„Jauch-Gottschalk-Schöneberger-Show“ (RTL): Ein Fernsehabend ohne jegliche Höhepunkte

Günther Jauch, Thomas Gottschalk und Barbara Schöneberger dürfen sich zur besten Sendezeit bei RTL austoben. Das gelingt aber nicht so recht.
Frankfurt - Weshalb zieht es auch im neuen Jahr 2022 die Menschen zur Primetime am Samstagabend vor die TV-Schirme? Steigende Corona-Infektionszahlen, Sperrstunden und Kontaktbeschränkungen könnten eine Erklärung sein. Die RTL-Show „Denn Sie wissen nicht, was passiert“, die mit den Moderationsurgesteinen Günther Jauch, Thomas Gottschalk und Barbara Schöneberger aufwartet, ist mit Sicherheit kein Grund, sich den Abend auf der heimischen Couch um die Ohren zu schlagen.

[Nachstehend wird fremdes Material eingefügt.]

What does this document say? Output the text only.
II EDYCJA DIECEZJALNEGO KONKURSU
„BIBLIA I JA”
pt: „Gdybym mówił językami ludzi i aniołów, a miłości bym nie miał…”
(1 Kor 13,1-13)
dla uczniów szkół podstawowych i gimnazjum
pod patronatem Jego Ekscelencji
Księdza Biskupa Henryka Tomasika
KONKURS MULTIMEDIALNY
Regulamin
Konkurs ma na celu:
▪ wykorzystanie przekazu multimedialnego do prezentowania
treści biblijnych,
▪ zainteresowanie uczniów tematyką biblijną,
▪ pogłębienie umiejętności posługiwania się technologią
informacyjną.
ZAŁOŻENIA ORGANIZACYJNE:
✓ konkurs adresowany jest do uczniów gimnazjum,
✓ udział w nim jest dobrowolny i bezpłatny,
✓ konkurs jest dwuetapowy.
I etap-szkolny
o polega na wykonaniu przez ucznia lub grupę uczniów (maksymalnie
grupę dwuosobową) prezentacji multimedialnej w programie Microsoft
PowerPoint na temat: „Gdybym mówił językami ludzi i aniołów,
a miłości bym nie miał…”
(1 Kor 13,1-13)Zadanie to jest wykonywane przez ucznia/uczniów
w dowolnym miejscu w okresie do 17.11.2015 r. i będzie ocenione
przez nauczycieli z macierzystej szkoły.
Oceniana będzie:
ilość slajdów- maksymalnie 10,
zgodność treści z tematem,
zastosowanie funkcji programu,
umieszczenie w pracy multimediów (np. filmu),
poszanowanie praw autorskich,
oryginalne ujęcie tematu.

Das Prinzip der Show ist schnell erklärt: Eine Person aus dem Moderations-Dreigestirn wird in der Live-Show zum Moderator ernannt, gestern Thomas Gottschalk, während Jauch und Schöneberger als Gastgeber-Team fungieren und in zehn Spielen gegen ein Gäste-Duo antreten, das mit Wigald Boning und Michael Mittermeier erfreulich angenehm gewählt wurde.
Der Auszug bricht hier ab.